Q3: Consider the following relational schema
Staff (Staffno number (5), Name varchar2 (30), Dob Date, Gender Char (2), Doj Date, Designation varchar2 (30), Basic_pay number (6), Deptno varchar2 (5));
Gender must take value ‘M’ or ‘F’.
Dept (Deptno varchar2 (5), Name varchar2 (30));
Skill (Skill_code varchar2 (5), Description varchar2 (30), Charge_Outrage number (3));
Staff_skill (Staffno number (5), Skill_code varchar2 (5));
Project (Projectno varchar2 (5), Pname varchar2 (5), Start_Date Date, End_Date Date, Project_Manager_Staffno number (5));
Project Number must start with ‘P’.
Works (Staffno number (5), Projectno varchar2 (5), Date_Worked_On Date, Intime Timestamp, Outtime Timestamp);
Primary Key is underlined.
Questions
These are questions for assignment 3. The solution is available after the last question.
Question (A)
Develop DDL to implement the above schema specifying appropriate data types for each attributes and enforcing primary key, check constraints and foreign key constraints.
Question (B)
Populate the database with rich data set.
Question (C)
Develop a SQL query to list the departmentno and number of staff in each department,
Question (D)
Develop a SQL query to list the details of staff who earn the AVG basic pay of all staff.
Question (E)
Develop a SQL query to list the details of staff who have more than 3 skills.
Question (F)
Develop a SQL query to list the details of staff who have skills with a charge outrate greater than 60 per hour.
Question (G)
Create a view that will keep track of the department number, department name, the number of employees in the department and total basic pay expenditure for the department.
Question (H)
Develop a SQL query to list the details of Depts which has more than 5 staff working in it.
Question (I)
Develop a SQL query to list the details of staff who have more than 3 skills.

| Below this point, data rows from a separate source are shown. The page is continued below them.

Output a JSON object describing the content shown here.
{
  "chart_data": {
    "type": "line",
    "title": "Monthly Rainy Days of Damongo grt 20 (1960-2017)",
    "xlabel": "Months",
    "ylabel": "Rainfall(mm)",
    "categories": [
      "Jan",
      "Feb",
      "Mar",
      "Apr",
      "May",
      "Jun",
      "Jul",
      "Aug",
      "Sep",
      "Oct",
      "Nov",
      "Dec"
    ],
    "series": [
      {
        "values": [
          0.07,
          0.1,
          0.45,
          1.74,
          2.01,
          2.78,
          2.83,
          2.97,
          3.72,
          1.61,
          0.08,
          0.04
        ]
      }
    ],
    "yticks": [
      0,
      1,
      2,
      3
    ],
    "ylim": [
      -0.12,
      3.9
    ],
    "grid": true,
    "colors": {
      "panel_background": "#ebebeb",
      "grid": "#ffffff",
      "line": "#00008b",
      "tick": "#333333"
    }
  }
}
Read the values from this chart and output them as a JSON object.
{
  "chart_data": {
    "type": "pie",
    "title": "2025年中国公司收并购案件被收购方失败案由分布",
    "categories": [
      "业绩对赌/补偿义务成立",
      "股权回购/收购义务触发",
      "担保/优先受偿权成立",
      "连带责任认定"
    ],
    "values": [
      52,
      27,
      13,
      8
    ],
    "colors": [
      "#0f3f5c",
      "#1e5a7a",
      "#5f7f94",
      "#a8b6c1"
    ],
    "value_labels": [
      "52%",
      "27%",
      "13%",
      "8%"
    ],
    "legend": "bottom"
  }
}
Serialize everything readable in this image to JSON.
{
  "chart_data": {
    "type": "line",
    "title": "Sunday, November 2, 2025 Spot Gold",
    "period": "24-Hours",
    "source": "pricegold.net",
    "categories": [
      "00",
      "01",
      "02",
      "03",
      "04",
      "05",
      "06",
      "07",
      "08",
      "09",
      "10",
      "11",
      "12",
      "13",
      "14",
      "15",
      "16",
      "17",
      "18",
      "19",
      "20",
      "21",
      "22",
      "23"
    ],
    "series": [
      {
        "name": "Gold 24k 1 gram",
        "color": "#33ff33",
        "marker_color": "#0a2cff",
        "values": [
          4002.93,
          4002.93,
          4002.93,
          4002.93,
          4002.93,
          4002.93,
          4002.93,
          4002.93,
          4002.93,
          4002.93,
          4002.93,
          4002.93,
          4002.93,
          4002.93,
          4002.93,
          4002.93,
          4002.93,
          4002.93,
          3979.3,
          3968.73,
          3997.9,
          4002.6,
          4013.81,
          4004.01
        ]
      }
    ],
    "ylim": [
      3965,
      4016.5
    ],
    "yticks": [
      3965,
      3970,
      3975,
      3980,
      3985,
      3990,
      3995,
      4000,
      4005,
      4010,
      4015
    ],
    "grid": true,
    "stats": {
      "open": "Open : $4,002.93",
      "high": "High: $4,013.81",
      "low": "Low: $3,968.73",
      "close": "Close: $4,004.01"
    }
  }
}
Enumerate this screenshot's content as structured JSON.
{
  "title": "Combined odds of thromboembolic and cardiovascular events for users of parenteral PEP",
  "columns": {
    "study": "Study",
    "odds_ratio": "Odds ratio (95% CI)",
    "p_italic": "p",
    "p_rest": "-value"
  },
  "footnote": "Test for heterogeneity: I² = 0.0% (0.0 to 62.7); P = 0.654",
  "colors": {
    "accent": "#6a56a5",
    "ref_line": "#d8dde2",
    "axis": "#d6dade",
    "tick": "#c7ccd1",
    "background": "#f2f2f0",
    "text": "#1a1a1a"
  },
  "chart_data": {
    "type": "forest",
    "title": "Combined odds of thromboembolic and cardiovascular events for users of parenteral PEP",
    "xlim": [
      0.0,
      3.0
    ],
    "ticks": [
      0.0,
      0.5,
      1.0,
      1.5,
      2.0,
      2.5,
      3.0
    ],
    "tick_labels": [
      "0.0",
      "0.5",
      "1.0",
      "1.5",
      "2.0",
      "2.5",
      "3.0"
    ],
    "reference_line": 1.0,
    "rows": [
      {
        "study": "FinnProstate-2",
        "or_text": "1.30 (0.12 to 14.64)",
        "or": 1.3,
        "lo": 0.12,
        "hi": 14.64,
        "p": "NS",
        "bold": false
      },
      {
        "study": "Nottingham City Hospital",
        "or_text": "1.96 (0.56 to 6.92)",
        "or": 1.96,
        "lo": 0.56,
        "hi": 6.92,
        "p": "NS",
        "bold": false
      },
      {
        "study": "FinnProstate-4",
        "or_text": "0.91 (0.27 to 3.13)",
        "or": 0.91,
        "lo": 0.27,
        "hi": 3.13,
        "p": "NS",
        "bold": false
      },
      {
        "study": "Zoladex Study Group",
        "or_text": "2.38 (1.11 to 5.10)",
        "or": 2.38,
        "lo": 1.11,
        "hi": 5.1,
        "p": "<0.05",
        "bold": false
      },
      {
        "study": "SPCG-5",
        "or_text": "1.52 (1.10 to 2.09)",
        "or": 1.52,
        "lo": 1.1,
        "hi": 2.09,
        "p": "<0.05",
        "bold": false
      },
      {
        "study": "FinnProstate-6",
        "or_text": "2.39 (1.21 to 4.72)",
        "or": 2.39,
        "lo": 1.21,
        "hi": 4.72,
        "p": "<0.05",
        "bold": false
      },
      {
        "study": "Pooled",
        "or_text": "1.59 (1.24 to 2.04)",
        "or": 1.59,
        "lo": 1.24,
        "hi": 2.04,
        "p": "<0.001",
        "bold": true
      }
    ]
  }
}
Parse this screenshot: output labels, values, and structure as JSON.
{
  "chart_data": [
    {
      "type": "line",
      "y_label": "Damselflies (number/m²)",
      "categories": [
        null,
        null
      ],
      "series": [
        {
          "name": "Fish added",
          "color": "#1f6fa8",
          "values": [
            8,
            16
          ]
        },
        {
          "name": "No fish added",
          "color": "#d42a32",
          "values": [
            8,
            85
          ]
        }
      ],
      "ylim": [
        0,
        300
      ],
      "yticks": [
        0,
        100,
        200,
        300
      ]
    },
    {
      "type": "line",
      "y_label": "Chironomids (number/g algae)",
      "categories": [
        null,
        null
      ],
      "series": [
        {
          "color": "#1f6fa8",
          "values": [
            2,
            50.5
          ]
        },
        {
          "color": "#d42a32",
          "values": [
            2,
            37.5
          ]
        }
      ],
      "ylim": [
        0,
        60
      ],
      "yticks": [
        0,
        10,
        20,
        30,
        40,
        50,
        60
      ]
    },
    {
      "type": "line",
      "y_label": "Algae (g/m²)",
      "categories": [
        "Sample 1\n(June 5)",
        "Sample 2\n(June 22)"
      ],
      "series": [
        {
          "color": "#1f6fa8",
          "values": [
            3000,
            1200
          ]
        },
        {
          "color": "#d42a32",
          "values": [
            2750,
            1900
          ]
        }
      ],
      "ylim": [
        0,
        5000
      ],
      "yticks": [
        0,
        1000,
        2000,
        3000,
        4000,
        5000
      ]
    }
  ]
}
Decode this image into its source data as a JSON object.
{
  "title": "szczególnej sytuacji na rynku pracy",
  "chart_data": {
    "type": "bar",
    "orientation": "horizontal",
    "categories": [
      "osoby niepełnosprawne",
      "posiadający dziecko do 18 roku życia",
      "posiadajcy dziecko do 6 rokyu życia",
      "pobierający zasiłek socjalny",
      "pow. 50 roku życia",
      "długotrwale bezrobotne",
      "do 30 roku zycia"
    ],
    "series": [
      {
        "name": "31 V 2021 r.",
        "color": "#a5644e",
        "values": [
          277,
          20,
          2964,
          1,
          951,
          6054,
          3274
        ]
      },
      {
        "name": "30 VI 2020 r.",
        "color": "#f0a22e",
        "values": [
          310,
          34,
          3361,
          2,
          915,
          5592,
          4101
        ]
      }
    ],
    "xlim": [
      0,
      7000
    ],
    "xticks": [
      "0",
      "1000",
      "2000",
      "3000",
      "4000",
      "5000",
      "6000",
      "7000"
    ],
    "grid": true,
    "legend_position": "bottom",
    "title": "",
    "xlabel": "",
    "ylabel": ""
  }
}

Q4: Consider the following relational schema for a banking database application.
Customer (Cid, Cname);
Branch (Bcode, Bname);
Account (Ano, Atype, Balance, Cid, Bcode);
An account can be a saving account or a current account. Check Atype in ‘S’ or ‘C’. A customer can have both types of accounts.
Transaction (Tid, Ano, Tttype, Tdate, Tamount);
Ttype can be ‘D’ or ‘W’.
D – Deposit, W – Withdrawal
Primary Key is underlined.
Questions
These are questions for assignment 4. The solution is available after the last question.
Question (A)
Develop DDL to implement the above schema specifying an appropriate data type for each attribute enforcing primary key, check constraints and foreign key constraints.
Question (B)
Populate the database with a rich data set.
Question (C)
Develop a SQL query to list the details of customers who have a saving account and a current account.
Question (D)
Develop a SQL query to list the details of branches and the number of accounts in each branch.
Question (E)
Develop a SQL query to list the details of branches where the number of accounts is less than the average number of accounts in all branches.
Question (F)
Develop a SQL query to list the details of customers who have performed three transaction on a day.
Question (G)
Create a view that will keep track of branch details and the number of accounts in each branch.